Savage, Thomas 1915-2003
SAVAGE, Thomas 1915-2003
See index for CA sketch: Born April 25, 1915, in Salt Lake City, UT; died July 25, 2003, in Virginia Beach, VA. Novelist. Savage was a popular author of Western novels that often drew on his own experiences as a ranch hand. In his early career, he also worked as a wrangler, welder, plumber's assistant, and railroad brakeman. In 1940 Savage finished his undergraduate studies at Colby College; he published his first novel, The Pass, four years later and found work as an English instructor at Suffolk University two years after that. Struggling at first to make a living and support his family, Savage saw his fortunes take a turn for the better when Columbia Pictures purchased the film rights for his second book, Lona Hanson (1948).

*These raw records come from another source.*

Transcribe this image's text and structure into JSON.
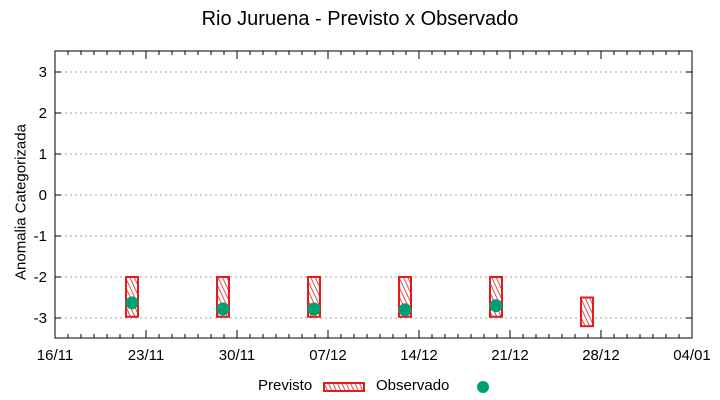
{
  "chart_data": {
    "type": "bar",
    "title": "Rio Juruena - Previsto x Observado",
    "xlabel": "",
    "ylabel": "Anomalia Categorizada",
    "ylim": [
      -3.5,
      3.5
    ],
    "yticks": [
      3,
      2,
      1,
      0,
      -1,
      -2,
      -3
    ],
    "xlim": [
      "16/11",
      "04/01"
    ],
    "xticks": [
      "16/11",
      "23/11",
      "30/11",
      "07/12",
      "14/12",
      "21/12",
      "28/12",
      "04/01"
    ],
    "grid": {
      "horizontal": true,
      "style": "dotted",
      "color": "#a0a0a0"
    },
    "legend_position": "bottom",
    "series": [
      {
        "name": "Previsto",
        "kind": "floating-bar (hatched)",
        "color": "#e41a1c",
        "points": [
          {
            "x": "21/11",
            "low": -2.97,
            "high": -2.0
          },
          {
            "x": "28/11",
            "low": -2.97,
            "high": -2.0
          },
          {
            "x": "05/12",
            "low": -2.97,
            "high": -2.0
          },
          {
            "x": "12/12",
            "low": -2.97,
            "high": -2.0
          },
          {
            "x": "19/12",
            "low": -2.97,
            "high": -2.0
          },
          {
            "x": "26/12",
            "low": -3.2,
            "high": -2.5
          }
        ]
      },
      {
        "name": "Observado",
        "kind": "point",
        "color": "#009e73",
        "points": [
          {
            "x": "21/11",
            "y": -2.63
          },
          {
            "x": "28/11",
            "y": -2.78
          },
          {
            "x": "05/12",
            "y": -2.78
          },
          {
            "x": "12/12",
            "y": -2.8
          },
          {
            "x": "19/12",
            "y": -2.7
          }
        ]
      }
    ]
  },
  "legend": {
    "previsto_label": "Previsto",
    "observado_label": "Observado"
  }
}
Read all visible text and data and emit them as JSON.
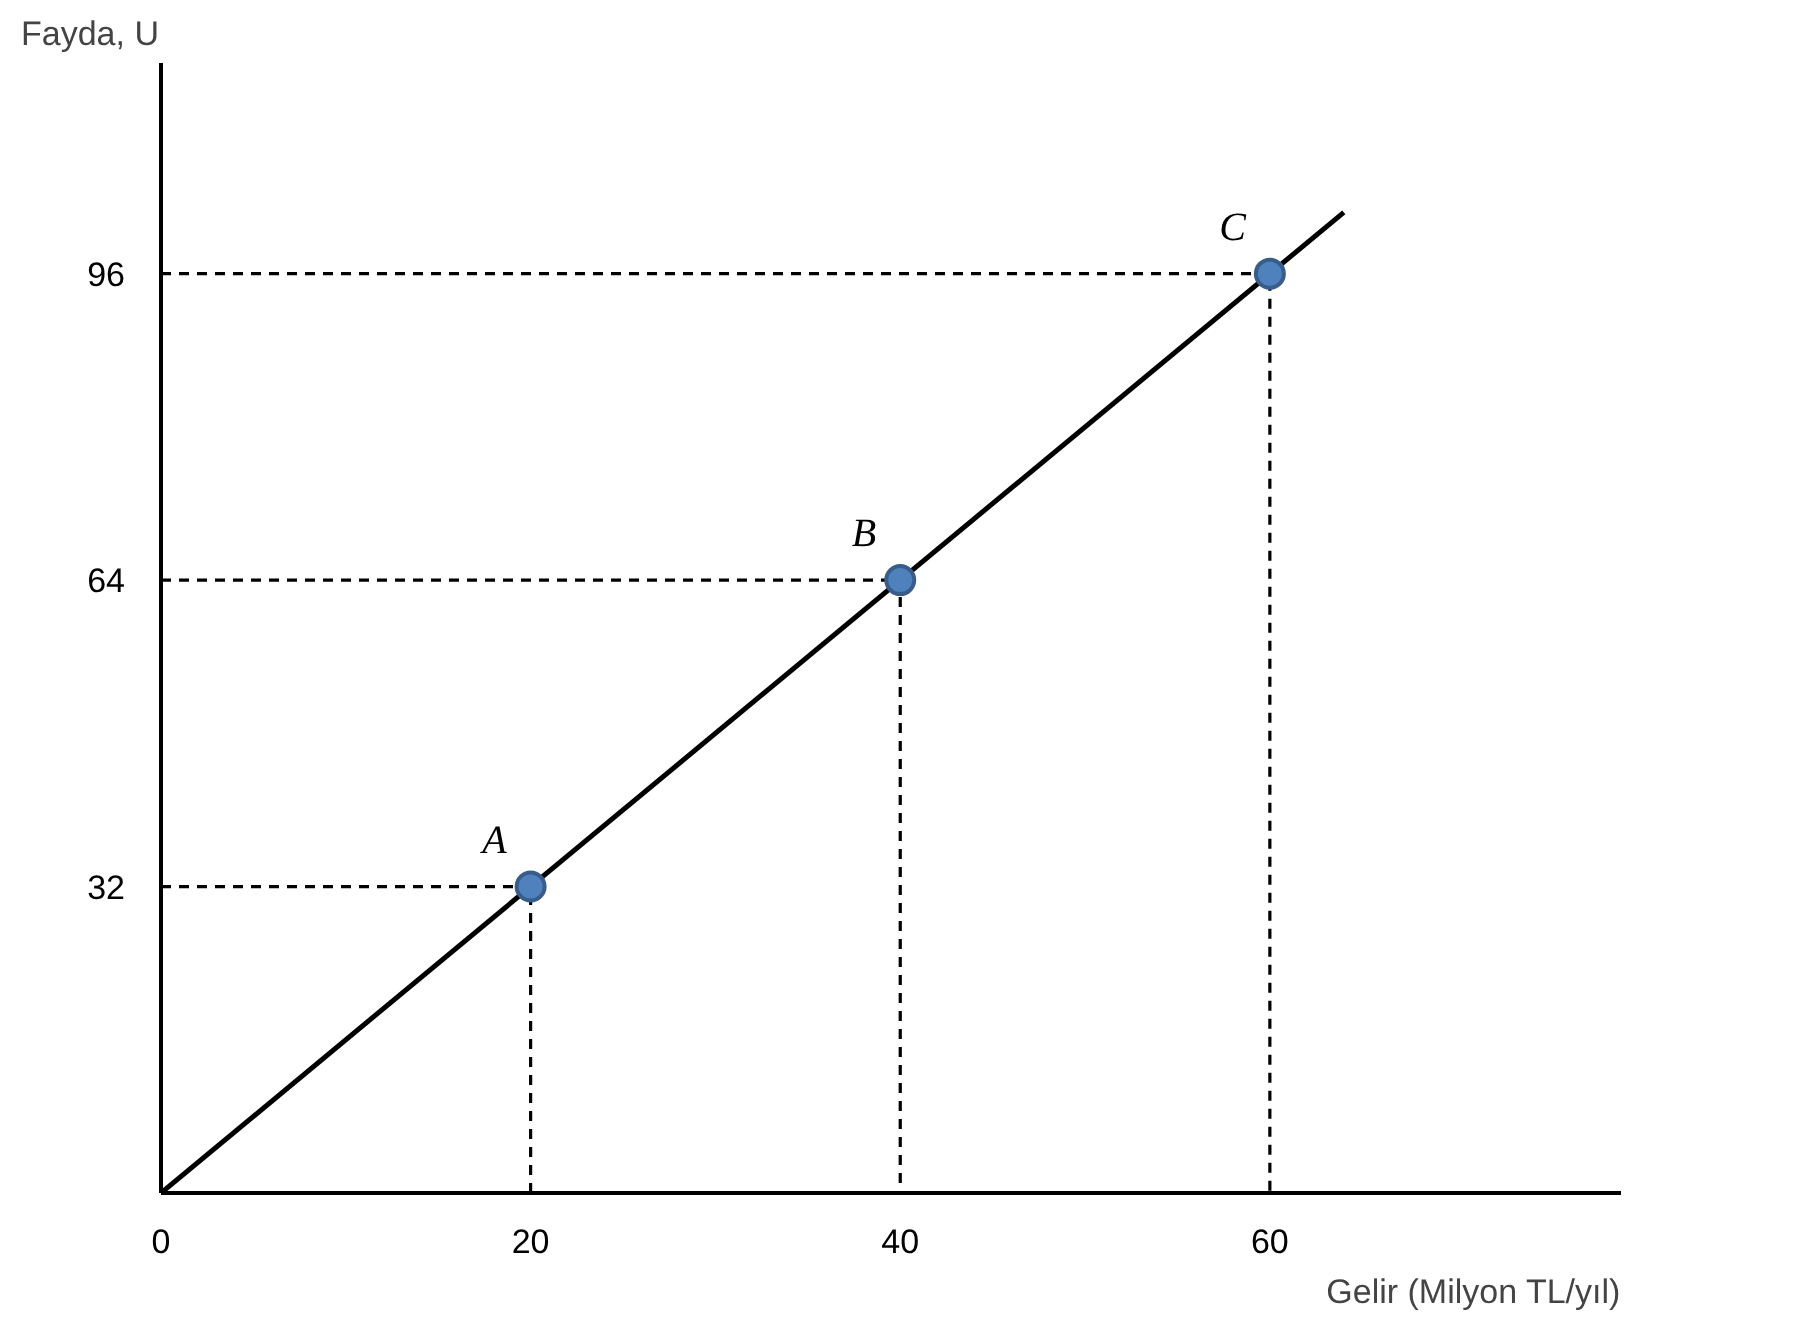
{
  "chart_data": {
    "type": "line",
    "ylabel": "Fayda, U",
    "xlabel": "Gelir (Milyon TL/yıl)",
    "xlim": [
      0,
      79
    ],
    "ylim": [
      0,
      118
    ],
    "xticks": [
      0,
      20,
      40,
      60
    ],
    "yticks": [
      32,
      64,
      96
    ],
    "grid": false,
    "series": [
      {
        "color": "#000000",
        "x": [
          0,
          64
        ],
        "values": [
          0,
          102.4
        ],
        "line_style": "solid",
        "marker": "none"
      },
      {
        "color": "#000000",
        "x": [
          0,
          20,
          20
        ],
        "values": [
          32,
          32,
          0
        ],
        "line_style": "dashed",
        "marker": "none"
      },
      {
        "color": "#000000",
        "x": [
          0,
          40,
          40
        ],
        "values": [
          64,
          64,
          0
        ],
        "line_style": "dashed",
        "marker": "none"
      },
      {
        "color": "#000000",
        "x": [
          0,
          60,
          60
        ],
        "values": [
          96,
          96,
          0
        ],
        "line_style": "dashed",
        "marker": "none"
      },
      {
        "type": "scatter",
        "color": "#4f81bd",
        "x": [
          20,
          40,
          60
        ],
        "values": [
          32,
          64,
          96
        ],
        "marker": "circle"
      }
    ],
    "annotations": [
      {
        "text": "A",
        "x": 20,
        "y": 32
      },
      {
        "text": "B",
        "x": 40,
        "y": 64
      },
      {
        "text": "C",
        "x": 60,
        "y": 96
      }
    ]
  }
}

Although a film was never produced, Savage enjoyed a successful career as a writer after that, publishing thirteen novels in all. He also continued to teach English, moving to Brandeis University in 1949, where he remained until 1955, and also teaching at Vassar College and Franconia College. Among his other novels are The Power of the Dog (1967), A Strange God (1974), I Heard My Sister Speak My Name (1977; published as The Sheep Queen, 2001) and The Corner of Rife and Pacific (1988), the last of which was nominated for a PEN/Faulkner Award and won a Pacific Northwest Booksellers Association Award.
OBITUARIES AND OTHER SOURCES:
International Herald Tribune, August 26, 2003, p. 4. New York Times, August 25, 2003, p. A19.